The problem is that the initial double calibration serves a very specific and important purpose: it increases the precision of the inherently imprecise BG meter measurement by a factor of 1.4 by diminishing the measurement noise. This is, in general, called oversampling. The complete mathematical justification of this is beyond the scope of this blog post but, if you are interested by the issue, you can start by reading the "noise" section of that wikipedia article on oversampling. Each BG meter measurement contains a part of signal and a part of noise. It is not a magic bullet: if the noise is uncorrelated (for example depends on the intrinsic imprecision of the behavior of the measuring system) you get the full benefit, in other cases it depends. If you have glucose on one finger and not on the other, the impact of the error will be reduced.

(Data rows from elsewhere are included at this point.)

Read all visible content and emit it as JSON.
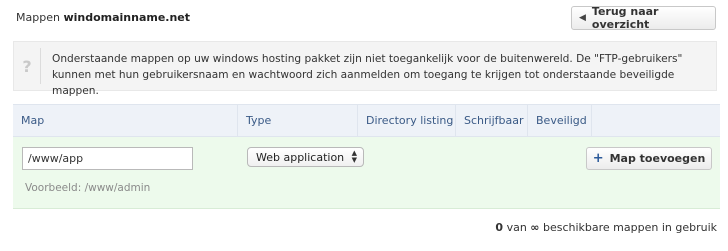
{
  "header": {
    "prefix": "Mappen",
    "domain": "windomainname.net",
    "back_label": "Terug naar overzicht"
  },
  "info": {
    "icon": "?",
    "text": "Onderstaande mappen op uw windows hosting pakket zijn niet toegankelijk voor de buitenwereld. De \"FTP-gebruikers\" kunnen met hun gebruikersnaam en wachtwoord zich aanmelden om toegang te krijgen tot onderstaande beveiligde mappen."
  },
  "table": {
    "columns": [
      "Map",
      "Type",
      "Directory listing",
      "Schrijfbaar",
      "Beveiligd"
    ],
    "row": {
      "map_value": "/www/app",
      "example": "Voorbeeld: /www/admin",
      "type_selected": "Web application",
      "add_label": "Map toevoegen"
    }
  },
  "footer": {
    "count": "0",
    "van": "van",
    "infinity": "∞",
    "suffix": "beschikbare mappen in gebruik"
  }
}
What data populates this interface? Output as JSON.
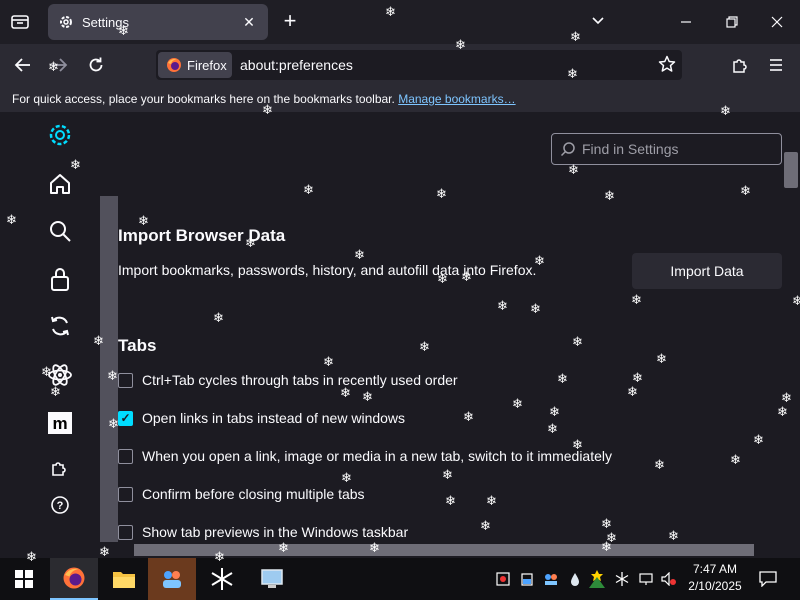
{
  "tab": {
    "title": "Settings",
    "close": "✕"
  },
  "new_tab": "+",
  "navbar": {
    "identity_label": "Firefox",
    "url": "about:preferences"
  },
  "bookmarks_bar": {
    "text": "For quick access, place your bookmarks here on the bookmarks toolbar.",
    "link": "Manage bookmarks…"
  },
  "search": {
    "placeholder": "Find in Settings"
  },
  "import": {
    "heading": "Import Browser Data",
    "description": "Import bookmarks, passwords, history, and autofill data into Firefox.",
    "button": "Import Data"
  },
  "tabs_section": {
    "heading": "Tabs",
    "options": [
      {
        "label": "Ctrl+Tab cycles through tabs in recently used order",
        "checked": false
      },
      {
        "label": "Open links in tabs instead of new windows",
        "checked": true
      },
      {
        "label": "When you open a link, image or media in a new tab, switch to it immediately",
        "checked": false
      },
      {
        "label": "Confirm before closing multiple tabs",
        "checked": false
      },
      {
        "label": "Show tab previews in the Windows taskbar",
        "checked": false
      }
    ]
  },
  "sidebar_icons": [
    "gear-icon",
    "home-icon",
    "search-icon",
    "lock-icon",
    "sync-icon",
    "atom-icon",
    "mozilla-icon",
    "extension-icon",
    "help-icon"
  ],
  "clock": {
    "time": "7:47 AM",
    "date": "2/10/2025"
  },
  "colors": {
    "accent": "#00ddff",
    "link": "#7ec5ff",
    "bg": "#1c1b22"
  }
}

Note 1: this is probably the reason why the new Medtronic sensors have 4 sensing wires. Medtronic is clearly behind Dexcom and others in terms of the quality of its single wire CGM. Having 4 sensors improves the consistency of the signal by a factor of 2.

Note 2:  by itself, oversampling does not improve the accuracy of a measure: if you have an inaccurate measure (for example bad sensor or glucose on both fingers) you will get a better (less noisy) bad measure. Oversampling reduces the noise in the measurement which improves consistency - if your sensing process is accurate, your measure becomes more consistently accurate.

First practical conclusions
  • use a consistent BG Meter with a decent procedure (wash hands, enough blood...)
  • do not skip the initial double calibration.